I learned about Lisa, Christiaan and Michelle from this site. None of their stories received any media attention outside the victims' local LGBT newspapers. Nor, at first, did the murder of Gwen Araujo seven years ago in California.

Araujo was killed in October of 2002, just a few weeks before Laci Peterson. Of course, that was a brutal crime, and it deserved all of the media attention it received. However, it's hard not to think that her murder got all that press because she was a pretty white cis-gender woman from an All-American family in an upscale Bay Area suburb. On the other hand, Gwen came from the "wrong" side of the Bay: Newark, a poor-to-working-class town in which a large percentage of the residents are Hispanic, as Gwen was.
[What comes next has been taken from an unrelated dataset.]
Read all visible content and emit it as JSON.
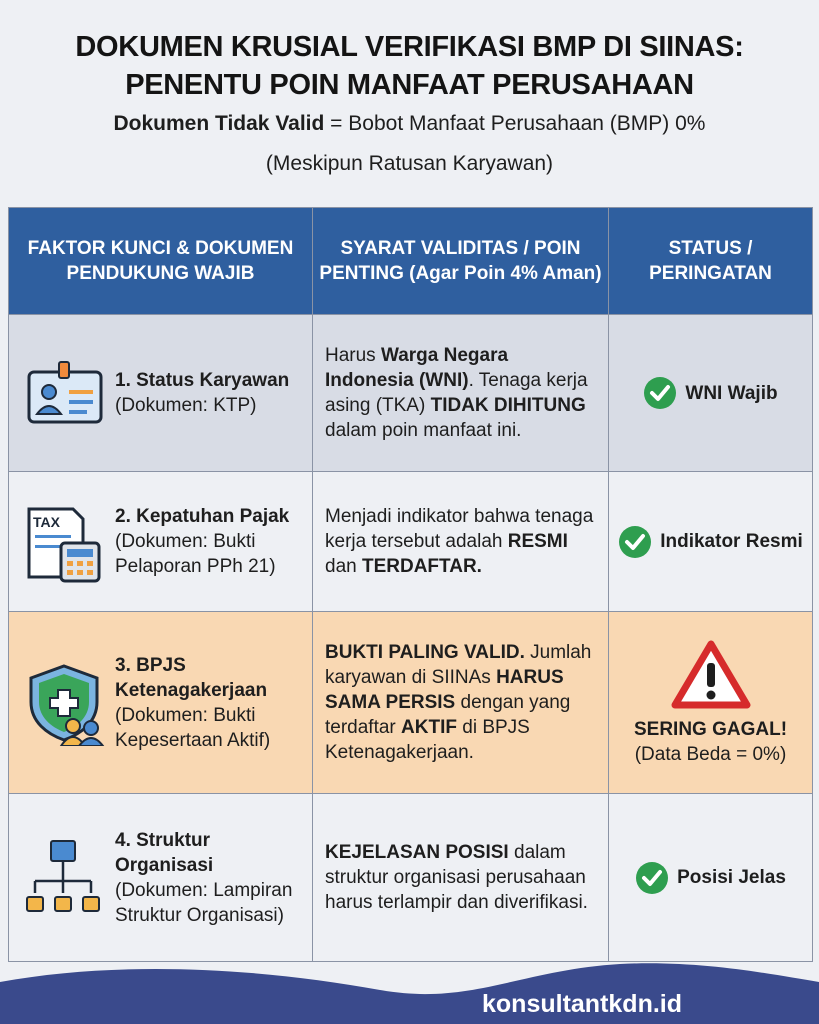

And, of course, she was trans.

At least her case was solved. The same can't be said for 92 percent of the other murders of transgender people that have been reported since 1975. I learned of this terrible statistic while researching an article I wrote four years ago.

Why are so few of our murders solved? Probably for the same reasons those same homicides committed against us receive so little attention. When one of us is killed, too many people see it as "just" the death of a deviant or a social misfit. Also, too many of us die alone: We have been disowned by families, friends and former co-workers--if, indeed, we ever had them in the first place. A corollary to that is that so many of us are poor: A study done in 2006, a prosperous year for the economy, indicated that 35 percent of all transgenders in San Francisco were unemployed and 59 percent were earning $15,300 a year or less. Plus--and this is one of the few stereotypes about us that has any truth--too many of us are sex workers. It's not that we have any more desire or inclination to such a job than anyone else has; it's that too many of us don't have other options. After all, what else can a teenager do if she's dropped out of school because she's been beat up too many times and her family has kicked her out--or she's run from the abuse she was facing for being who she is?

Finally, there is pure and simple misogyny. Crimes against women still aren't taken seriously by too may law enforcement officials and society generally; a "man" who "becmes" a "woman" is seen as bringing trouble on herself.

So, knowing these things, why am I against the "Hate Crimes Law? I think it has the opposite effect from what's intended: By saying that a murder or beating is worse when it's committed against members of one group, one is setting up a class system of justice. A crime is a crime, no matter who commits it against whom. If someone stabs someone, shoots that person, then douses him or her with gasoline and lights a match, it's a horrible crime, no matter who the victim is, and should be treated as such. That's how it has to be seen if we're to have policies that are actually equitable.

Besides, someone can argue or decide that the murder of a trans or gay person, or a member of any stigmatized group is not a hate crime. The defense tried to argue that Matthew Shepard's murder was a robbery gone wrong. Then they tried to invoke the "gay panic" defense. If such tactics work, as they do in many cases we never hear about, the victim becomes, to those who are adjudicating his or her case, simply another sexual deviant who won't be missed.

And, of course, people like me have to educate both in the sense most people think of that word and through example.


Finally, in the meantime, we need to remember Gwen. And Rita. And all of the others.